我脑子里陡然便浮现出这四个字。
不得不说,这狐狸的品相十分好看。
我自小就喜欢这些毛茸茸的动物。
小时候对长大后的幸福生活产生过无限幻想,想象中我住在一个拥有大大落地窗的房子里,有帅气多金的老公依偎在旁,有可爱的双胞胎孩子在房间里嬉戏打闹。
最重要的,还要有一条乖巧聪明的大金毛,趴在沙发旁。
那种画面简直是我心目中最幸福的样子,没想到,竟然跟眼前的景象有几分相撞。
这时,狐狸的声音打断我的思绪:「醒了?快看,电视里这女的是你们学校的宿管。」
只见电视里正播着法制采访,镜头怼在一身监狱服的宿管阿姨脸上。
短短几天而已,她此刻已然换了个人一般,面颊凹陷,眼睛泛黄无神,整个人苍老了十岁不止。

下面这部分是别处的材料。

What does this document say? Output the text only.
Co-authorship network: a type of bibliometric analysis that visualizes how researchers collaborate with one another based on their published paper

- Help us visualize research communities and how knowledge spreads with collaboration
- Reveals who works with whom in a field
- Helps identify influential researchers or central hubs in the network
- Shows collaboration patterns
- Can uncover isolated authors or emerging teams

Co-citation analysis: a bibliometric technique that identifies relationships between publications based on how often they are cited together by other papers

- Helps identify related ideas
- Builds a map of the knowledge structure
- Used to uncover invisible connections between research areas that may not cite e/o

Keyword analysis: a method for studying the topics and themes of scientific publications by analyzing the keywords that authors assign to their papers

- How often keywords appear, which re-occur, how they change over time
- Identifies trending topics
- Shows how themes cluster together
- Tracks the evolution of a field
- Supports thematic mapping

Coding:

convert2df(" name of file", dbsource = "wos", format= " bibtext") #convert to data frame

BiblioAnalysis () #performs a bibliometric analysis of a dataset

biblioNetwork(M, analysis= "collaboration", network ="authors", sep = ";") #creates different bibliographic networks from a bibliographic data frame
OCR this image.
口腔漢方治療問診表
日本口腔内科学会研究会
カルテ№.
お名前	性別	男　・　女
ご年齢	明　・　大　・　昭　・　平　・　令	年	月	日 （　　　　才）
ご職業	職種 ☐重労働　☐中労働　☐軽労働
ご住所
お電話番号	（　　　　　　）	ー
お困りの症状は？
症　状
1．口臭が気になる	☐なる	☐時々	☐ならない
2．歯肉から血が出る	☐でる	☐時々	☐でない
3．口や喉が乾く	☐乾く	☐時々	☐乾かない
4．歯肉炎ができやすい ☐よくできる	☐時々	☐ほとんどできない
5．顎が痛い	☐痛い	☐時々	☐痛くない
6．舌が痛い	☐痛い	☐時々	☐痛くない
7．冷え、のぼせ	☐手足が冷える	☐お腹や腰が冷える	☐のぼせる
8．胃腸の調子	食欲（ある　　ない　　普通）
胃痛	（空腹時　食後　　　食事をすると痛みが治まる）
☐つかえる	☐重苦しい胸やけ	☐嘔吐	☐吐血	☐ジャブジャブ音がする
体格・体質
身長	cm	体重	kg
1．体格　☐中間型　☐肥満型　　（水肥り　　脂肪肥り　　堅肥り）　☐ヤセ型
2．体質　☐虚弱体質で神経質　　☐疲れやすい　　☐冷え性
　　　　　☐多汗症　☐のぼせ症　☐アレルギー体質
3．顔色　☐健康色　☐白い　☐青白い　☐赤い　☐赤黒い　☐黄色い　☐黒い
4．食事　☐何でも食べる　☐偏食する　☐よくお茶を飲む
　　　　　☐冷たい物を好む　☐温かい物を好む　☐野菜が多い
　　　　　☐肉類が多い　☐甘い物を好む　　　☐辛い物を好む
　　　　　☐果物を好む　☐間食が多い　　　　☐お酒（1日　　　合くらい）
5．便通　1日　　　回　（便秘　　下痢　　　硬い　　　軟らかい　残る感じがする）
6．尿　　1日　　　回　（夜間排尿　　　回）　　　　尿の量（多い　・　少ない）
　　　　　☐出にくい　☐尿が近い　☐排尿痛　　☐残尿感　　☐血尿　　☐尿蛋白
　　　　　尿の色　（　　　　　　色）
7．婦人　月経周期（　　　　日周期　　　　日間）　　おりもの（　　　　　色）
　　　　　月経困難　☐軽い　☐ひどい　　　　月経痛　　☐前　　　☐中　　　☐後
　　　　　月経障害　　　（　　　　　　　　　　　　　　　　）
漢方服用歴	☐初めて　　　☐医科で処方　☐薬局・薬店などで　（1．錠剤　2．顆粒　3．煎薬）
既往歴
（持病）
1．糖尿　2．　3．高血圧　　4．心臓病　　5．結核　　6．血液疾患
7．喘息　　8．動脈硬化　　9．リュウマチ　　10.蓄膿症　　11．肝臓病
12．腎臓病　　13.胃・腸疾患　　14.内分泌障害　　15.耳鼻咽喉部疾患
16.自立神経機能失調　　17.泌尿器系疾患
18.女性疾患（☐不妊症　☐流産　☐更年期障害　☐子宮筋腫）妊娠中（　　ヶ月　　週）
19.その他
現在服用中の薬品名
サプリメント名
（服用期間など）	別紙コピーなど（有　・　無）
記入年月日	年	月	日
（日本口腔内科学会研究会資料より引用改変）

此刻她精神状态很差的坐在摄像机前,跟女记者一问一答。
女记者:「请问,是什么让你有这种行为?你想通过伪装精神类疾病,逃脱法律的制裁吗?」
宿管阿姨疲惫的说:「不是。」
她的声音犹如干掉的树叶,仿佛轻轻一捻就会碎,听着有些喇耳朵:「我再说一遍,给我找野驴坡的道士来。」
「否则。」
她抬起头,泛黄的眼瞳里已经没有任何属于人类的情感:「整个监牢里会喘气的,一个都活不了。」
那冷冰冰的声音,让我瞬间汗毛倒竖,有种强烈的不适感。
仿佛听见坚硬的指甲刮过不锈钢的感觉,浑身都不自在。
大狐狸斜眼睨了我一眼,提醒我说:「她在通过镜头下咒,你最好别听她说话。」
我:???
我特么一脸问号,不是你打开电视,让我看她的吗!
她话都说完了,你才提醒我别听?
好坑人的狐狸!
我急忙捂住耳朵。
好在这节目有字幕,就见女记者皱了皱眉,继续问:「你这是在散播威胁吗?那个野驴坡道士,跟你是什么关系?你认为,他可以帮你脱罪吗?」
宿管阿姨原本呆滞的眼神,凛然转的阴狠无比。
她犹如一条毒蛇,猛然看向女记者,阴仄仄的说:「你还要我说几遍?我被鬼魇了,每到晚上都生不如死!」
「如果你们不救我,那我就让所有人跟我陪葬。」
「你们都得死!」
「桀桀桀……」
女记者吓得不轻,镜头猛然掐断。
下一幕,女记者面色惨白的站在监牢之外的大门口,说了几句冠冕堂皇的结束语,便匆匆插入广告。
卫渊将电视关掉,回过头来对我说:「这个女人怕是活不过今晚了。」
我心头一惊:「她也被下咒了?也是,那咒术能隔着摄像机和屏幕对观众下,这个女记者直面宿管阿姨,首当其冲,必然也逃不了。」
「那是什么咒术?竟然这么厉害,中咒之人会遭遇什么?」
卫渊道:「遭遇林思源的报复。」
他唇角一勾,长而灵活的舌头散漫的舔舐着自己洁白的犬牙,声音有些不屑:「那柳家老太爷对她倒是不错,人都折在监狱里了,还不肯放弃她,连转厄咒都交予她了。」
「看来,柳家留着这女人还有其它用处。」
他狭长的眼眸流露出玩味的光,再搭配上舔舐牙齿的动作,令他看上去活像一个貌美又邪魅的大反派。